Dan wah, apakah saya punya rencana: puisi dan parade, pencahayaan liburan, dan banyak teman, keluarga, dan makanan. Negeri yang jauh dan pantai yang jauh. Saya akan menyebarkan abunya di India, Yunani atau Hawaii.
Saya berpikir tentang suatu tempat yang lebih dekat dengan rumah, seperti Sierras atau Teluk San Francisco, namun ayah saya mempunyai pengalaman buruk dengan ular berbisa di ketinggian 4.000 kaki dan ibu saya menganggap teluk itu terlalu dingin dan berkabut, jadi mereka keluar.
Selama bertahun-tahun, saya pikir rencana saya harus sempurna. Saya pikir itu harus diisi dengan kehidupan, cinta dan kegembiraan seperti ibu dan ayah saya.
Pada akhirnya, itu semua terjadi dan kami tidak pernah meninggalkan rumah. Saya belajar bahwa hidup jarang sekali berjalan sesuai rencana.
Saya terbangun pada Hari Tahun Baru di bak mandi, bersandar di handuk pantai yang basah, yang tampaknya merupakan akibat dari kegagalan pembuangan abu dari tubuh saya, dilihat dari kekacauan seperti pasta yang menempel pada saya. Saya merasa relatif baik meskipun dalam keadaan seperti itu. Saat saya melihat kucing saya tidur nyenyak di atas jari kaki saya, saya merasakan perasaan lega yang sudah lama tidak saya alami.

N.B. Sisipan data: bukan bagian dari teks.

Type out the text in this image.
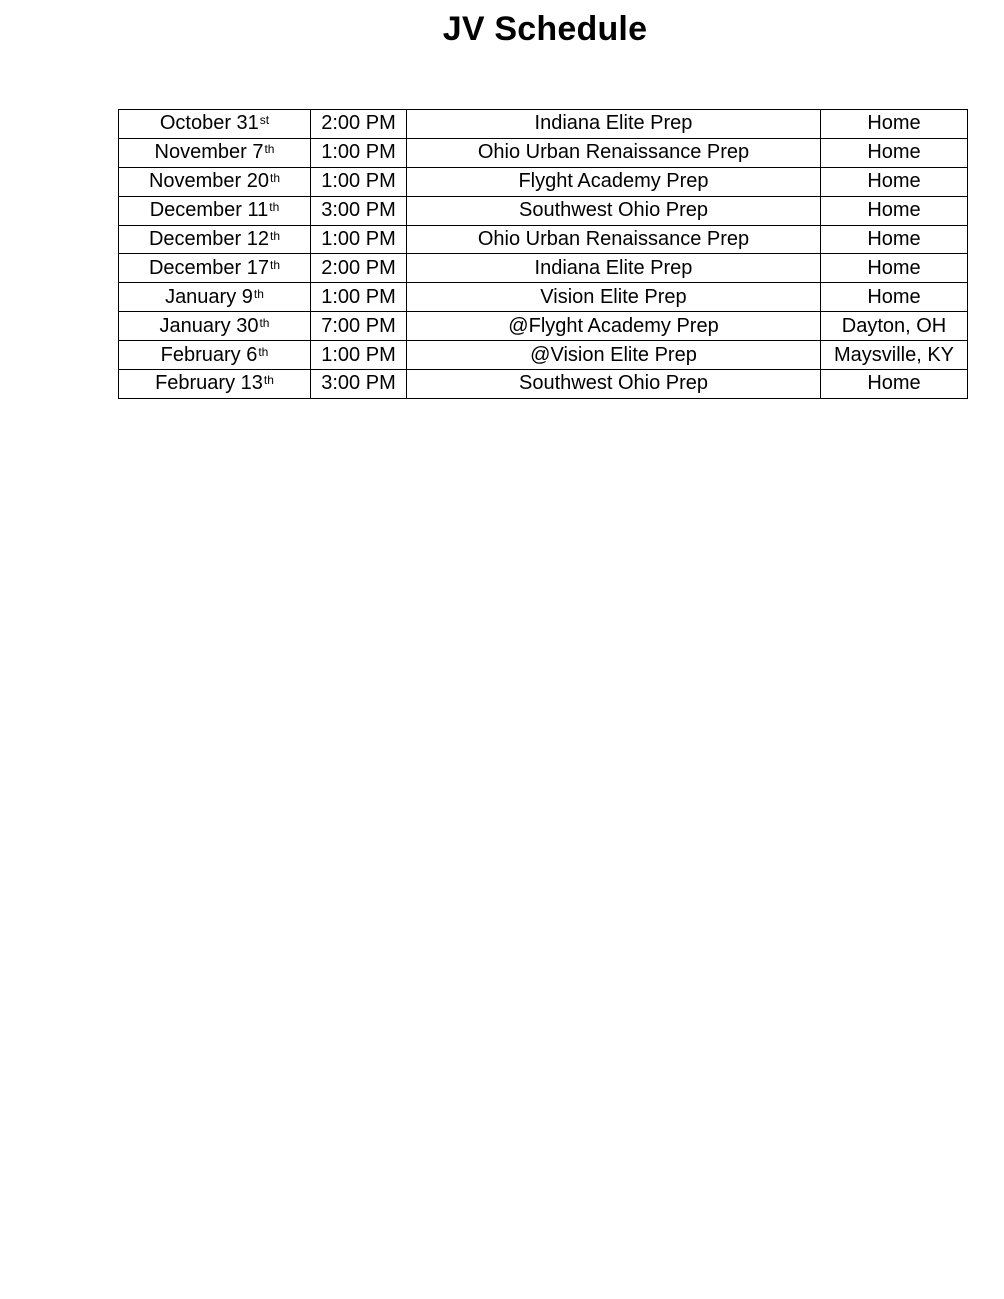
JV Schedule
October 31st	2:00 PM	Indiana Elite Prep	Home
November 7th	1:00 PM	Ohio Urban Renaissance Prep	Home
November 20th	1:00 PM	Flyght Academy Prep	Home
December 11th	3:00 PM	Southwest Ohio Prep	Home
December 12th	1:00 PM	Ohio Urban Renaissance Prep	Home
December 17th	2:00 PM	Indiana Elite Prep	Home
January 9th	1:00 PM	Vision Elite Prep	Home
January 30th	7:00 PM	@Flyght Academy Prep	Dayton, OH
February 6th	1:00 PM	@Vision Elite Prep	Maysville, KY
February 13th	3:00 PM	Southwest Ohio Prep	Home
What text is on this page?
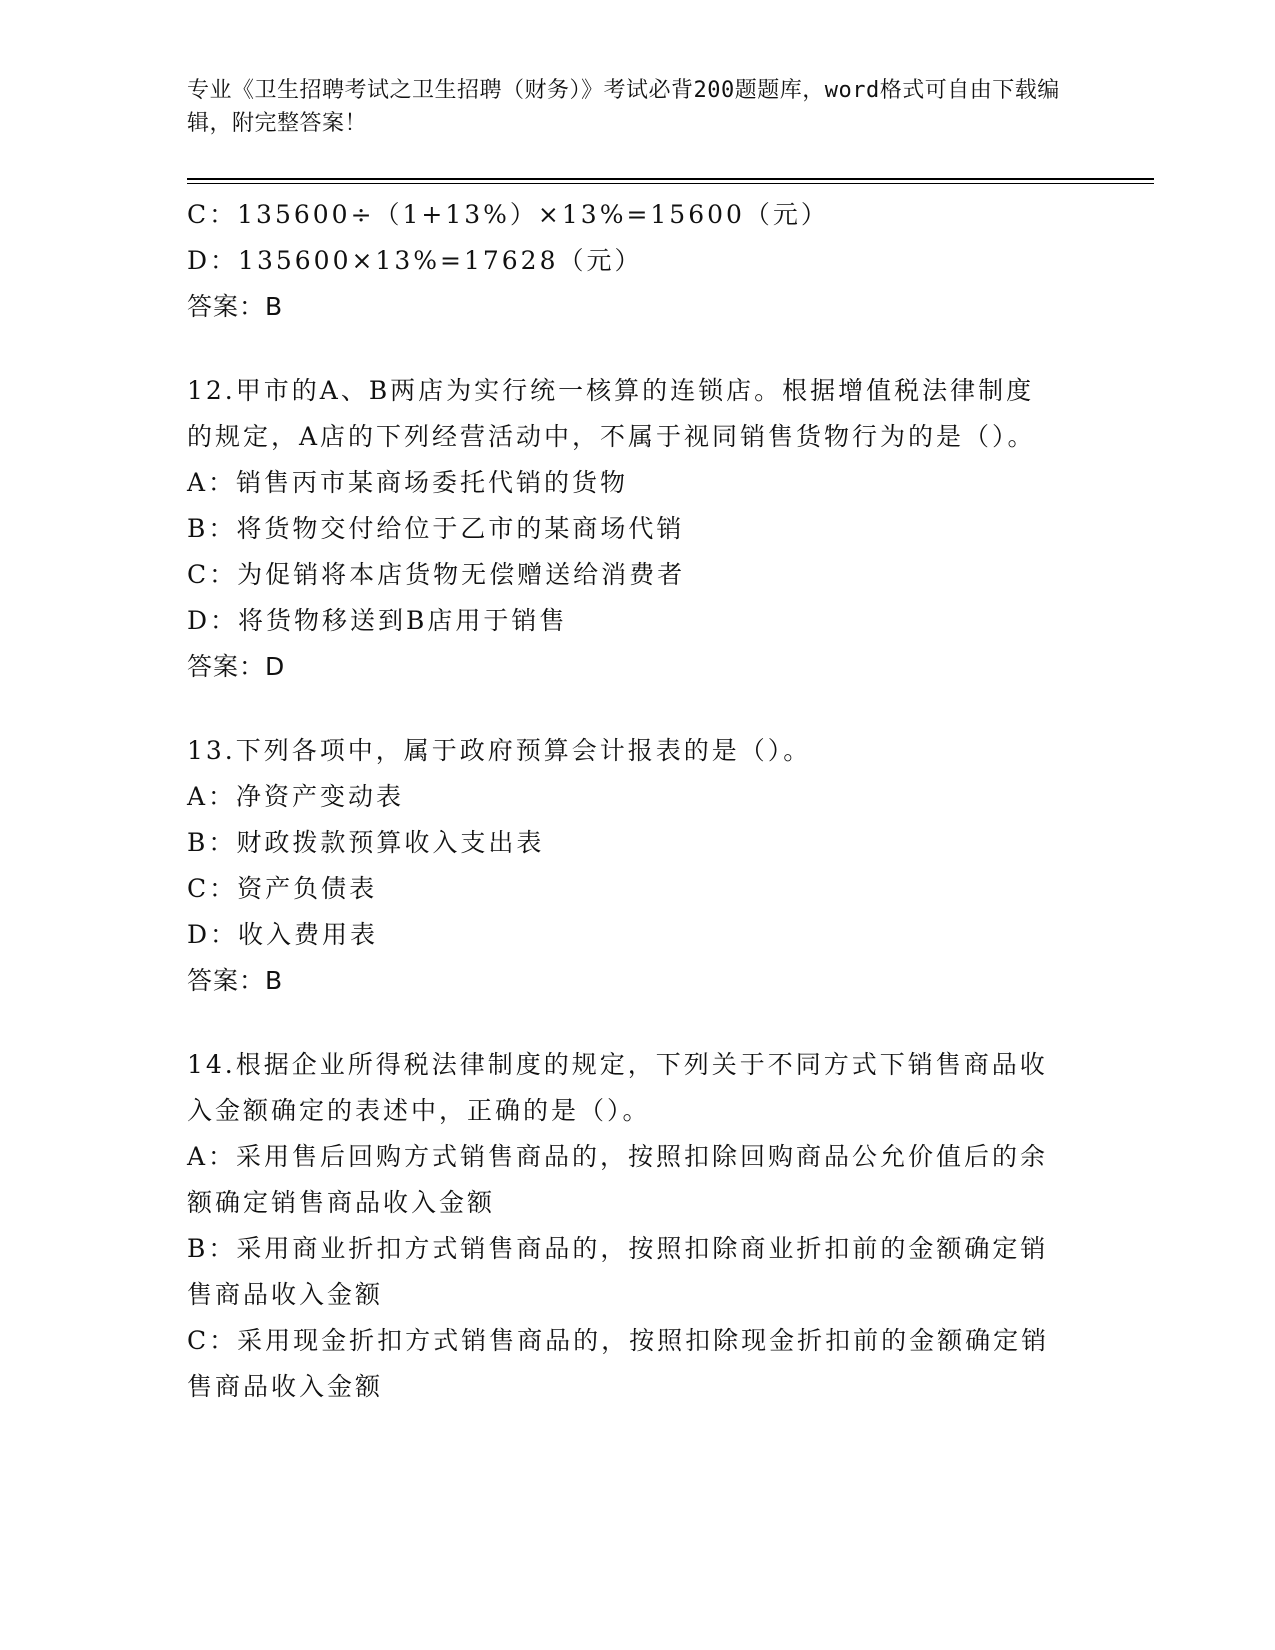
专业《卫生招聘考试之卫生招聘（财务）》考试必背200题题库，word格式可自由下载编辑，附完整答案！
C：135600÷（1+13%）×13%=15600（元）
D：135600×13%=17628（元）
答案：B
12.甲市的A、B两店为实行统一核算的连锁店。根据增值税法律制度
的规定，A店的下列经营活动中，不属于视同销售货物行为的是（）。
A：销售丙市某商场委托代销的货物
B：将货物交付给位于乙市的某商场代销
C：为促销将本店货物无偿赠送给消费者
D：将货物移送到B店用于销售
答案：D
13.下列各项中，属于政府预算会计报表的是（）。
A：净资产变动表
B：财政拨款预算收入支出表
C：资产负债表
D：收入费用表
答案：B
14.根据企业所得税法律制度的规定，下列关于不同方式下销售商品收
入金额确定的表述中，正确的是（）。
A：采用售后回购方式销售商品的，按照扣除回购商品公允价值后的余
额确定销售商品收入金额
B：采用商业折扣方式销售商品的，按照扣除商业折扣前的金额确定销
售商品收入金额
C：采用现金折扣方式销售商品的，按照扣除现金折扣前的金额确定销
售商品收入金额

Dan yang terpikir olehku hanyalah, “Mengapa mulutku terasa seperti kue buah?”
-
Apakah Anda mempunyai pendapat mengenai permasalahan yang diangkat dalam artikel ini? Jika Anda ingin mengirimkan tanggapan hingga 300 kata melalui email untuk dipertimbangkan untuk dipublikasikan di kami surat tolong, sebagian klik disini.